A skoro już jestem dziś przy autotematyzmie i krytyce, to polecam najnowszy rapowy podcast CGM, którego jestem stałym widzem, a którego uczestnicy przekonują – w całkiem sensowny sposób, choć nie zgadzam się z ogólną konkluzją – do nieco innego spojrzenia na album Synów. Krytyka ma sens. Choć w tym wypadku bez galaretki.

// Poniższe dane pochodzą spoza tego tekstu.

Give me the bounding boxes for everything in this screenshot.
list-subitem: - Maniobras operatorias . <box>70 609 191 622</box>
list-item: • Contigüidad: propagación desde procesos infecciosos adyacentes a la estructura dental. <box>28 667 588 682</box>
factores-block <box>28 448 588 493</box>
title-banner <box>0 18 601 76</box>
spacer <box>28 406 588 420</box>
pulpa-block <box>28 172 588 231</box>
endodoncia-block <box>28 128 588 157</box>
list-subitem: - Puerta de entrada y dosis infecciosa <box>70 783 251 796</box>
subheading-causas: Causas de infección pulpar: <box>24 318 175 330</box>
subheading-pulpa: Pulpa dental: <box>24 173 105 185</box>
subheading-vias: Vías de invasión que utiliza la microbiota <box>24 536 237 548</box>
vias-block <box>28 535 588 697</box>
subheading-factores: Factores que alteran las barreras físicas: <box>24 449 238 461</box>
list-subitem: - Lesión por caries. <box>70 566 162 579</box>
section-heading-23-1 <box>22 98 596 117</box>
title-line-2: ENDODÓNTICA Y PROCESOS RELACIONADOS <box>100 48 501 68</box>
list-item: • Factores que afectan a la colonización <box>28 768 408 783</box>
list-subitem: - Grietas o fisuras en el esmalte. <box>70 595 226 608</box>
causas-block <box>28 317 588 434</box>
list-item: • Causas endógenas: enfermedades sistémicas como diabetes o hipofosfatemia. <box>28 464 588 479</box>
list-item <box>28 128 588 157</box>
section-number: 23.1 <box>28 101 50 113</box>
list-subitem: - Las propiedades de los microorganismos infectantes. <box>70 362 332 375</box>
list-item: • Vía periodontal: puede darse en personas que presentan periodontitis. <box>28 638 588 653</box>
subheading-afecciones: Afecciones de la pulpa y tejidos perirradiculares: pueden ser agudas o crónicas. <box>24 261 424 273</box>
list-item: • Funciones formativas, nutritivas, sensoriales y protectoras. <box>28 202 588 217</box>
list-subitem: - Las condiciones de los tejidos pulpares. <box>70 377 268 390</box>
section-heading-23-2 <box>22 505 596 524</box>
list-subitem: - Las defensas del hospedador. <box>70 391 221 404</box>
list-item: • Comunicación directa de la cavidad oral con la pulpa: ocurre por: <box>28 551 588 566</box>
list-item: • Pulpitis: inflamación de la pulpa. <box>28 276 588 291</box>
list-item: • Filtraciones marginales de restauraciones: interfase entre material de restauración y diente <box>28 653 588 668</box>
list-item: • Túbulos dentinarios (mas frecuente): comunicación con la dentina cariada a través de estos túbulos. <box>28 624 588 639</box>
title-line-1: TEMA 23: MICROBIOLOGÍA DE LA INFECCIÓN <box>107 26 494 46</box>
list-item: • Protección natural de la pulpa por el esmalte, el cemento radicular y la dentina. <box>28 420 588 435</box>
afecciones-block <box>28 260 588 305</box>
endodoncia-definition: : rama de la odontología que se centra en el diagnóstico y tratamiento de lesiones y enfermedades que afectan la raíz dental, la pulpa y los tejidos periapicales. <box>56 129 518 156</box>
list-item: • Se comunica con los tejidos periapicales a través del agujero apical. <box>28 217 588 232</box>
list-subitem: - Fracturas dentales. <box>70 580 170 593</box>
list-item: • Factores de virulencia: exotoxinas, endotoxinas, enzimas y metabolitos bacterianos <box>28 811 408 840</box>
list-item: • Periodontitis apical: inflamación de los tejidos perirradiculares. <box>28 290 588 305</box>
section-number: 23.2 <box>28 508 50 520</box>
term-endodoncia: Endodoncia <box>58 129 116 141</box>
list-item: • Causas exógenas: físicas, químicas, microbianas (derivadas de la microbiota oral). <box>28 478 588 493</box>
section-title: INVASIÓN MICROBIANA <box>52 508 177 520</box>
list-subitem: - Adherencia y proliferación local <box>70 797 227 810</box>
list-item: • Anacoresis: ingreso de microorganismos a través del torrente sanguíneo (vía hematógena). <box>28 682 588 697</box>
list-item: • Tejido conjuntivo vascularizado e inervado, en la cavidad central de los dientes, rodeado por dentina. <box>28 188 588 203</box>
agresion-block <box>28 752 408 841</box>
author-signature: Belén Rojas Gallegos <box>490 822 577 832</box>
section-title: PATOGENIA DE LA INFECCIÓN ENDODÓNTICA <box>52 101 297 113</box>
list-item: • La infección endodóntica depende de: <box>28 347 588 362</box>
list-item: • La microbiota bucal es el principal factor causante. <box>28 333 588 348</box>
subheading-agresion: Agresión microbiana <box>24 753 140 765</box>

Nie byłbym sobą, gdybym nie dołączył do tego choćby krótkiej noty o płycie, której warto posłuchać. Powyższy temat był gorący, więc rzecz bardziej na schłodzenie emocji – chodzi o dronowy, medytacyjny, refleksyjny, ale bardzo bogaty i wielowarstwowy trzeci album dwóch ziomków z Włoch. Duet Amuleto pojawił się wcześniej m.in. na obszernym boksie wytwórni Die Schachtel z włoską muzyką improwizowaną, który doczekał się recenzji w najważniejszych magazynach zajmujących się sceną awangardową. Biorąc pod uwagę schemat hiphopowy – same podkłady, w dodatku bez beatu. Francesco Dillon i Riccardo Wanke używają do tworzenia tych dronów odpowiednio wiolonczeli i gitary, czyli swoich głównych instrumentów, a do tego harmonium, które nadaje części materiału rytu bardzo tradycyjnego, nawiązującego do hinduskich rag, a wreszcie różnych urządzeń elektronicznych i nagrań terenowych. Tramwaje robią spring reverby itd. – pamiętacie jeszcze pewnie linijkę Synów. A te nagrania powstawały m.in. w Lizbonie, gdzie takich spring reverbów nie brak i gdzie autorzy znaleźli na pchlim targu stare fotografie z początku XX wieku, które posłużyły za inspirację. Idąc tym tropem czasowym, włoscy autorzy biorą na warsztat muzykę Gustava Mahlera, a dokładniej – wykorzystaną przez niego w II Symfonii, a napisaną w 1892 r. pieśń Urlicht. Dronowa, hipnotyzująca muzyka staje się więc wehikułem dla powolnej, nostalgicznej podróży w atmosferę końca starych czasów. A zmieniające się brzmienia i nastroje przechodzące od ekspresyjnej, zniekształconej ściany dźwięku, od wspomaganego elektroniką dramatyzmu, po delikatne, liryczne i lekko tylko nadpsute – jak postarzone zdjęcia – partie wiolonczeli są wystarczającym paliwem, żeby tę podróż odbyć.

Choć właściwie to w tym wypadku można pisać recenzję, nim album został do końca wysłuchany. I mogłaby to nawet być, trzeba dodać, całkiem sensowna recenzja. Moim zdaniem.